De Sánchez a Simón: de verdades y mentiras

El ministro de Sanidad, Salvador Illa (1i), habla con el presidente del Gobierno, Pedro Sánchez (2i), acompañados del director del Centro de Coordinación de Alertas y Emergencias Sanitarias del Ministerio de Sanidad, Fernando Simón (frente a Sánchez), dur
El ministro de Sanidad, Salvador Illa (1i), habla con el presidente del Gobierno, Pedro Sánchez (2i), acompañados del director del Centro de Coordinación de Alertas y Emergencias Sanitarias del Ministerio de Sanidad, Fernando Simón (frente a Sánchez), dur
Eduardo Parra - Europa Press

Joaquín Sabina aseguraba que, para muchos, la verdad es un cabo suelto de la mentira. En el séquito de Pedro Sánchez no parece que haya mucha diferencia entre ambos conceptos, hasta el punto de confundirlos o imbricarlos en función de los puntuales intereses. El último en caer en esa sima de relativismo ha sido Fernando Simón, otrora respetado técnico y hoy, a lo que se ve, aprendiz de político capaz de decir la misma cosa y la contraria en espacio de semanas y defender ambas aseveraciones con igual convicción.
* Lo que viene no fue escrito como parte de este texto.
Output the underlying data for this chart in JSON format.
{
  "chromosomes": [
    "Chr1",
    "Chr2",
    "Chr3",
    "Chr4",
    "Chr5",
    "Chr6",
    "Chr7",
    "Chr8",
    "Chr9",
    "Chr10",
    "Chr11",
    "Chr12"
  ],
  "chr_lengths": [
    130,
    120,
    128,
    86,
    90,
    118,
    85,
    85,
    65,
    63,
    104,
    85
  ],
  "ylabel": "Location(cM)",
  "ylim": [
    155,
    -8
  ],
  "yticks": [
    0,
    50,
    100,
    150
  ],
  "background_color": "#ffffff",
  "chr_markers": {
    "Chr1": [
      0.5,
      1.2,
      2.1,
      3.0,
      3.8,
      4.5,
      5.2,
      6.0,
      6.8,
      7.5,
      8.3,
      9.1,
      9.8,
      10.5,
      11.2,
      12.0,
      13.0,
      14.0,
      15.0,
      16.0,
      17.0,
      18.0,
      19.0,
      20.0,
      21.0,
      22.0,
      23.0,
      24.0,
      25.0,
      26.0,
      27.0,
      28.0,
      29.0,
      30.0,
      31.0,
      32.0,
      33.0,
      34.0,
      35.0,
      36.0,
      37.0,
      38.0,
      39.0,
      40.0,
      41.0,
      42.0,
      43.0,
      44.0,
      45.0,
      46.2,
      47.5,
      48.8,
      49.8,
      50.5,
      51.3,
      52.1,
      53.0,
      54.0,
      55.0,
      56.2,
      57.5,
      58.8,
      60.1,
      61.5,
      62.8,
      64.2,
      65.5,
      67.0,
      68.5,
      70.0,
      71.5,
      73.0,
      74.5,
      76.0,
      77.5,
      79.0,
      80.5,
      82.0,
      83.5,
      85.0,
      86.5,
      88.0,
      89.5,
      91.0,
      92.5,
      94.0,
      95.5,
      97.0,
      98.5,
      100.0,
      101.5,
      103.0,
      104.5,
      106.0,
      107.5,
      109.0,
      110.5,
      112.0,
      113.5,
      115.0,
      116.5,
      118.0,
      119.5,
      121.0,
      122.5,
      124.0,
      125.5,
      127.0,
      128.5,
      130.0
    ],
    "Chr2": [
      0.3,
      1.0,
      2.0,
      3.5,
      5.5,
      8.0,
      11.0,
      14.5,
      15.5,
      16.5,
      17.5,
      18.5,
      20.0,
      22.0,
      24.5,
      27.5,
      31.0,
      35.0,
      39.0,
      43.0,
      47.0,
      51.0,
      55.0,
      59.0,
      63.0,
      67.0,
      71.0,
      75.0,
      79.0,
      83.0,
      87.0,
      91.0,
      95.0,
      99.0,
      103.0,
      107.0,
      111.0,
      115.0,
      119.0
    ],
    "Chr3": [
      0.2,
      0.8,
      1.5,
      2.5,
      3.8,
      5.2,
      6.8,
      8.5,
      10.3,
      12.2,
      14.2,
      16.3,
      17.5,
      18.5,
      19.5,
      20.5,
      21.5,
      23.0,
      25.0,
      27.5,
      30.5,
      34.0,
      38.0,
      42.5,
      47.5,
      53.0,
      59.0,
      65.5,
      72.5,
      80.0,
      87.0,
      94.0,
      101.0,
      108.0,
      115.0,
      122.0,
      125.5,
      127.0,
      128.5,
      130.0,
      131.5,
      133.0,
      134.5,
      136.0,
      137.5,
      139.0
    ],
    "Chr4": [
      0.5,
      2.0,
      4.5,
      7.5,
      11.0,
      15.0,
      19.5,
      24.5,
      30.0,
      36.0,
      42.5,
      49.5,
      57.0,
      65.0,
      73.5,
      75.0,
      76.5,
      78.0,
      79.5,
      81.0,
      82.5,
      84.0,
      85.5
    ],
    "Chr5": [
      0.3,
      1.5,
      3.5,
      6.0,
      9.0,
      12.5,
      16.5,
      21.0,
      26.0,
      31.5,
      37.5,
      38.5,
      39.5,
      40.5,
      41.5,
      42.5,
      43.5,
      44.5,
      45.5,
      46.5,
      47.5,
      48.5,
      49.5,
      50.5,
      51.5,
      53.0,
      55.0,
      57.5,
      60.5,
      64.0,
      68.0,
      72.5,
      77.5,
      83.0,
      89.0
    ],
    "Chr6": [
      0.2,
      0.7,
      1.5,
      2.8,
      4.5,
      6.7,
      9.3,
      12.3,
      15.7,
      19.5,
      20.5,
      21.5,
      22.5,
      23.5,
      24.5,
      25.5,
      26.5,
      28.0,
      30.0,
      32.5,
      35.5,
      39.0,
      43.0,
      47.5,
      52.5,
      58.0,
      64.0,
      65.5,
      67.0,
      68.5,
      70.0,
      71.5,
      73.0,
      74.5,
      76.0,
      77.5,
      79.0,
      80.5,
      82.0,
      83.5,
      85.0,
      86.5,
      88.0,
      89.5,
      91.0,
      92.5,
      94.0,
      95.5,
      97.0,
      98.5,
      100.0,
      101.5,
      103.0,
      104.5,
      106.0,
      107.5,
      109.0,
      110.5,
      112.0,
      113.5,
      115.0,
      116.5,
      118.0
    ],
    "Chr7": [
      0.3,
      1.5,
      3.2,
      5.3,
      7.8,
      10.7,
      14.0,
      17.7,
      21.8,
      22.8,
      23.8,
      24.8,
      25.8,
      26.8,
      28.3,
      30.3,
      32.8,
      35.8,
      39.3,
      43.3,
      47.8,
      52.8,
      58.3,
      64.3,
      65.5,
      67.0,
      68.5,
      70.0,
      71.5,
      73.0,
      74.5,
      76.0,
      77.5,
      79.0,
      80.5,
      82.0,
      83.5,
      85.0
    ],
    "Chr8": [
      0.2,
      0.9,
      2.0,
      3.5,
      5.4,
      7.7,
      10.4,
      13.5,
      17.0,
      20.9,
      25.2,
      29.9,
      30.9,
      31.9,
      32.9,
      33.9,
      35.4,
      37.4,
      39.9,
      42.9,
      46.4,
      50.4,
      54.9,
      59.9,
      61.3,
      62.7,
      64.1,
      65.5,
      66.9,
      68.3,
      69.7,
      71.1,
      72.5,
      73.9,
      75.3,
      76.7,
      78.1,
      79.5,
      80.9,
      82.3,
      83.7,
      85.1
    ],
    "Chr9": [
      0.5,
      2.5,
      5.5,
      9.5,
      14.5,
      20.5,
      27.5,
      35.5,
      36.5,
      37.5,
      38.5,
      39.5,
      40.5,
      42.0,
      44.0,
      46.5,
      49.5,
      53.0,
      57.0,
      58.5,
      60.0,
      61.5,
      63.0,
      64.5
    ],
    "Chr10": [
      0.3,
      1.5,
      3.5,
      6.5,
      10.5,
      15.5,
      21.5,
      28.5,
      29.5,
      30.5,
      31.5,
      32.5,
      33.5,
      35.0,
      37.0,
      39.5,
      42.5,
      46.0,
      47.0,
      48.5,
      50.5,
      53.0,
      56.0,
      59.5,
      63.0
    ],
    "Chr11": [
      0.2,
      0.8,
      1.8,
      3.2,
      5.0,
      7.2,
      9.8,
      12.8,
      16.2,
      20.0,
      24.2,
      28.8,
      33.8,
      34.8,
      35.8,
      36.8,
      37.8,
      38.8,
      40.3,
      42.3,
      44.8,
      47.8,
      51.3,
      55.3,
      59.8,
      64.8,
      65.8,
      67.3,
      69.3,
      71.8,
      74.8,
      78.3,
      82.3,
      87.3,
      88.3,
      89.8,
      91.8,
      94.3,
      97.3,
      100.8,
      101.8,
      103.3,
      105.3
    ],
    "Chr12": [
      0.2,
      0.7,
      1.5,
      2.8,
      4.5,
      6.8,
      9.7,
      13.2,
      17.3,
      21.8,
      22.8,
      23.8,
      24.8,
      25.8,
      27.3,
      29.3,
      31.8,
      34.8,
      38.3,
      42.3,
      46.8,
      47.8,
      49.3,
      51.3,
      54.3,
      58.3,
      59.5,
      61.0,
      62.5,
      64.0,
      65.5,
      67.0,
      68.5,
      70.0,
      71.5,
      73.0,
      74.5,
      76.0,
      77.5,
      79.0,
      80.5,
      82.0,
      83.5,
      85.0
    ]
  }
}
Como si los españoles fuéramos turistas perdidos en las Ramblas intentando adivinar dónde ha viajado la esquiva bolita. Hasta ahora, pese a los innegables errores de gestión perpetrados por las autoridades sanitarias, una aproximación de buena fe permitiría salvar esas fallas con apelaciones al desconocimiento del virus, a la imprevisible magnitud de la crisis o, si cabe, al desatino generalizado en diferentes países de nuestro entorno a la hora de afrontar la pandemia. Sin embargo, escuchar al jefe de los epidemiólogos admitir que no se recomendaron las mascarillas al estallar la epidemia simplemente porque no había, introduce a nuestros gestores en otra dimensión de la ignominia.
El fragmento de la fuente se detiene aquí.